Изменить размер шрифта - +

     Я нырнул за каменную груду и стал рвать на себе застежки скафандра.
     Показалось, что прошла целая вечность, пока я едва сдерживая крик и почти прокусив себе губу, вырвался из него. Наушники, падая на землю, обратились ко мне голосом Стайлера:
     - А ты думаешь, что род человеческий достоин спасения? Или хотя бы попытки спасти его? Тебе не кажется, что он заслуживает шанс на осуществление своих возможностей в полной...
     Но тогда я, задыхаясь от дыма и срывая ногти, уже карабкался вверх по склону груды обломков, чтобы занять огневую позицию, не обращая внимания на свои ожоги, и наводил лазер на ближайшего из подступающих роботов. Их оставалось еще три и на первом я держал луч нестерпимо долго, пока не прожег в его корпусе дыру, и он остановился, дымясь и скрежеща.
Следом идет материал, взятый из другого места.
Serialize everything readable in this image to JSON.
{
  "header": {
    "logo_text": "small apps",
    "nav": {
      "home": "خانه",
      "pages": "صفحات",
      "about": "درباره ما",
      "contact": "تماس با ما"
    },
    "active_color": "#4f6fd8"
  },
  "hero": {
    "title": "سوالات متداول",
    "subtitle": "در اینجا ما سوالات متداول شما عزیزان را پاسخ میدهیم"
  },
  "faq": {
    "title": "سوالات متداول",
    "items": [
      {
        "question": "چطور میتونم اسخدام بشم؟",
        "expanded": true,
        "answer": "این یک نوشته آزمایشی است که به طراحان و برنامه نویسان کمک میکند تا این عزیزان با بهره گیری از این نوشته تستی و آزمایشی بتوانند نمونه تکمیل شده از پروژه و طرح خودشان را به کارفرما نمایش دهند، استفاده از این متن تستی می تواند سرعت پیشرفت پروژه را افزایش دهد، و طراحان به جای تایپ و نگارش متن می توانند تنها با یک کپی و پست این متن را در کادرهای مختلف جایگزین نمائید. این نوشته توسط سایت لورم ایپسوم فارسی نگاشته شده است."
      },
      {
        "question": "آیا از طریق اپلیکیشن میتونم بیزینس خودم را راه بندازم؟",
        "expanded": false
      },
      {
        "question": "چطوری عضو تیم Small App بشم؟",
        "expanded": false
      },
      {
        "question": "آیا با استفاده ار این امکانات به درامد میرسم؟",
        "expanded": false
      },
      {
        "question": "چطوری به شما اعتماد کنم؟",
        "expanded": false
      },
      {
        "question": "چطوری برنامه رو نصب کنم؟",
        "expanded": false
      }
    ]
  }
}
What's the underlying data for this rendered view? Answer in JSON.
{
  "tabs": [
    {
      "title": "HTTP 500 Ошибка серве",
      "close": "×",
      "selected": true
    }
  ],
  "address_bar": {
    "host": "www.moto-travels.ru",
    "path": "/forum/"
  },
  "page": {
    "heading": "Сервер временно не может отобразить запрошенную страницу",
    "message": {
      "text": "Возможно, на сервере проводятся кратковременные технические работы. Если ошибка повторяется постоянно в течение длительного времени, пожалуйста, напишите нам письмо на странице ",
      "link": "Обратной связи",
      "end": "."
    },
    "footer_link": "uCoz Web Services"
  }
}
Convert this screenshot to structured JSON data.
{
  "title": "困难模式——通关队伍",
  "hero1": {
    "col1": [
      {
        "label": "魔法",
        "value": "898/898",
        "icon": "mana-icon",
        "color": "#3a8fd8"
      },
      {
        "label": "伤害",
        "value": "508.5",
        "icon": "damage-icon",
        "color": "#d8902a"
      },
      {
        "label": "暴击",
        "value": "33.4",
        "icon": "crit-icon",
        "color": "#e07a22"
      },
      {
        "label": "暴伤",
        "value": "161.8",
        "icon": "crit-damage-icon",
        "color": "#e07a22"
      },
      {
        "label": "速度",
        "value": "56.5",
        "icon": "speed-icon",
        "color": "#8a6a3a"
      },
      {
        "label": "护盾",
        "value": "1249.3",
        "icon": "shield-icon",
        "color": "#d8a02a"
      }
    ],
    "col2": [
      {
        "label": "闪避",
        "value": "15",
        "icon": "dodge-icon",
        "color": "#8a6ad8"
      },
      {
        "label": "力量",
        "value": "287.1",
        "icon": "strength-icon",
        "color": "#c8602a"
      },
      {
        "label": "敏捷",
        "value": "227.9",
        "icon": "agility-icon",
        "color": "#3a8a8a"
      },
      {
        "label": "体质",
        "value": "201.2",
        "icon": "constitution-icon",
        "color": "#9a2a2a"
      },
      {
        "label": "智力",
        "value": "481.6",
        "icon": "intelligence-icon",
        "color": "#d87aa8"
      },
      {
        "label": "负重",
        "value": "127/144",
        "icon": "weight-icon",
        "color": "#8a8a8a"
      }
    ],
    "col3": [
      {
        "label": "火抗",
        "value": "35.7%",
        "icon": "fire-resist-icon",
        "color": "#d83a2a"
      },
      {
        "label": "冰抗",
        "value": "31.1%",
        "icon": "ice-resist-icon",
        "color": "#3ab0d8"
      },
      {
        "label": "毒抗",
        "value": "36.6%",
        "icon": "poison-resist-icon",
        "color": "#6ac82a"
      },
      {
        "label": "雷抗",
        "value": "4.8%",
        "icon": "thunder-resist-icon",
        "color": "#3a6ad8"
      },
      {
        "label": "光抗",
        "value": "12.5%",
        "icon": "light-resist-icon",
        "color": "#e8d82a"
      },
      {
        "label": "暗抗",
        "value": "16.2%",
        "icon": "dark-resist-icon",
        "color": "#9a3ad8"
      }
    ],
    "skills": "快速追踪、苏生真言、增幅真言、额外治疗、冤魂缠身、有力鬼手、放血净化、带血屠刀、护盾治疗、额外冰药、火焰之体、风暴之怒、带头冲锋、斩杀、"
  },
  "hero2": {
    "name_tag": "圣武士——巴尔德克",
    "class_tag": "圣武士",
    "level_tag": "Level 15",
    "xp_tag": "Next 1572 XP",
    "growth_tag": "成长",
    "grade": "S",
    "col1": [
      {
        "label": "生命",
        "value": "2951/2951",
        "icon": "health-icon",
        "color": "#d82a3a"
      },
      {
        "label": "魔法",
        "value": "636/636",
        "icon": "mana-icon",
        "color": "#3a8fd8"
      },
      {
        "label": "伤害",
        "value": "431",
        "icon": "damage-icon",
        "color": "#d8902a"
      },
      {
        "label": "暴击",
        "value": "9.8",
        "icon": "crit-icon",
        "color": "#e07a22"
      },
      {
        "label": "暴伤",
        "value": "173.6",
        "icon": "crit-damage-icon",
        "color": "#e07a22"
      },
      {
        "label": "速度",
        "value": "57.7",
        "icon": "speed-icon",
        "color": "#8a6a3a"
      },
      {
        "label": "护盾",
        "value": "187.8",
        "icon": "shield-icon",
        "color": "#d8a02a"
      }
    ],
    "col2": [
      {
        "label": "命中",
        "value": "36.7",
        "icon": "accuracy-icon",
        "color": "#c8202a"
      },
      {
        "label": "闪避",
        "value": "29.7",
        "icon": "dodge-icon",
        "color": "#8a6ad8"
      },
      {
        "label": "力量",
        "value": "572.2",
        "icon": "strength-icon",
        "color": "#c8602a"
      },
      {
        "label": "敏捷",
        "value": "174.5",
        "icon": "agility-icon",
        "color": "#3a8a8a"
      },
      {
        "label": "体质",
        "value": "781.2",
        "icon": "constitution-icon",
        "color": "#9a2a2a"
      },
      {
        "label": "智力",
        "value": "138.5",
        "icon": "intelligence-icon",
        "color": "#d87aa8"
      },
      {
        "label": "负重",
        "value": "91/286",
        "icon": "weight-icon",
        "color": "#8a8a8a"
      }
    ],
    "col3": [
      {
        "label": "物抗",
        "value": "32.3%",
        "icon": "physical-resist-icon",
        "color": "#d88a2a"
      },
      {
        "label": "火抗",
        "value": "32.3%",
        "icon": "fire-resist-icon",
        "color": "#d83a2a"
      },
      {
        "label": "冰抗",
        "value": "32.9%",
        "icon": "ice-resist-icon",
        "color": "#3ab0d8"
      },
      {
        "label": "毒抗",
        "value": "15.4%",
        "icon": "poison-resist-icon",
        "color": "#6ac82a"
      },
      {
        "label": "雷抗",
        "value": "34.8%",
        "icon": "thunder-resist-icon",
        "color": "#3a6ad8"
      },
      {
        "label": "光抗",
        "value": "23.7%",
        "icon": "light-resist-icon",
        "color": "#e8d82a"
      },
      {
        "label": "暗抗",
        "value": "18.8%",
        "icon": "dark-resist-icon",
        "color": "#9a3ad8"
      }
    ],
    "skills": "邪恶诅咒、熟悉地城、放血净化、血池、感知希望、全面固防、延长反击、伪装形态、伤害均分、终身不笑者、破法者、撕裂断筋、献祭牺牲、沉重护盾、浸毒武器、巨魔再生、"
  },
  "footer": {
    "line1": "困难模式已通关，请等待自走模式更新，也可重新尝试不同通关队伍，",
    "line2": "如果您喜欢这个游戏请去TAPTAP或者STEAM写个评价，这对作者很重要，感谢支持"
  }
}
     Я мгновенно перевел луч на второго, и тут мне пришло в голову, что они не проектировались специально для ведения боевых действий. Они не были в достаточной степени военными машинами. Видимо, он собрал, вооружил многоцелевые механизмы и послал их против меня. Их можно было спроектировать так, чтобы они и двигались быстрее и функционировали с буквально смертоносной эффективностью. Ведь их оружие не было в них встроено, они его несли.
     - Конечно, род человеческий достоин спасения, - сказал я, ощущая соленый привкус во рту. - Но всякий раз, когда обстоятельства восстают против него, его вывозит собственная иррациональность. В этом безумии его судьба. Если бы это зависело от меня, я бы выбил из него дурь, воспитал бы его по-другому. - Потом, когда развалился второй робот, я рассмеялся. - Черт! Да я бы начал с себя!
     Я слышал потрескивание огня за своей спиной и свист противопожарной системы. Теперь я держал свой луч на последнем роботе и уже начинал опасаться, что слишком поздно добрался до него. Его собственный луч растапливал и превращал в пыль прикрывающую меня кучу мусора и мне приходилось все время наклонять голову и отворачивать ее, смаргивая пыль с глаз, выдувать ее из носа, чувствуя запах своих горящих волос и обожженного уха.
     Пошло, пошло, пошло. Казалось, что моя левая рука горит, но я знал, что не шевельнусь, пока один из нас не исчезнет в пламени.
     Наверно я продолжал стрелять и после того, как он остановился, потому что глаза мои закрылись, голова упала набок, и я не видел, как это произошло.
     Когда до меня дошло, что я не мог бы так долго оставаться в живых, если бы дело обернулось не в мою пользу, я перестал стрелять и поднял голову. Потом я опять опустил ее и просто валялся там, понимая, что теперь все в порядке, страдая от боли и не в силах пошевелиться.
     Прошло, видимо, полминуты, и я осознал, что должен подняться и продолжать дело, иначе я буду просто лежать здесь, понапрасну расходуя весь накопленный адреналин, слабея и засыпая под воздействием боли и усталости. Предприняв невероятное усилие, я поднялся и пошатнулся. Едва не упав, остановился, чтобы достать свою последнюю гранату из гнезда на бедре скафандра. Потом повернулся и посмотрел на здание.
     Большие металлические двери были закрыты. Когда я подошел к ним и подергал, выяснилось, что они заперты. Хотя я продырявил здание во многих местах и там, казалось за каждой пробоиной полыхало пламя. Я отошел назад и, ожидая взрыва, поднял свое оружие и выжег запорный механизм.
     Ничего страшного не произошло.
     Я приблизился, открыл одну из дверей, вошел.
     Обыкновенный коридор, как в любых служебных зданиях, где угодно.
     Однако, нет ни души. Жарко и все в дыму.
     Я, крадучись, двинулся вперед, готовый стрелять при любом шорохе, гадая о возможности замаскированных орудий, бомб, отверстий для газов, надеясь, что таковые, если и имеются, то либо уже повреждены, либо бессильны, и припоминая планировку того места, где находился.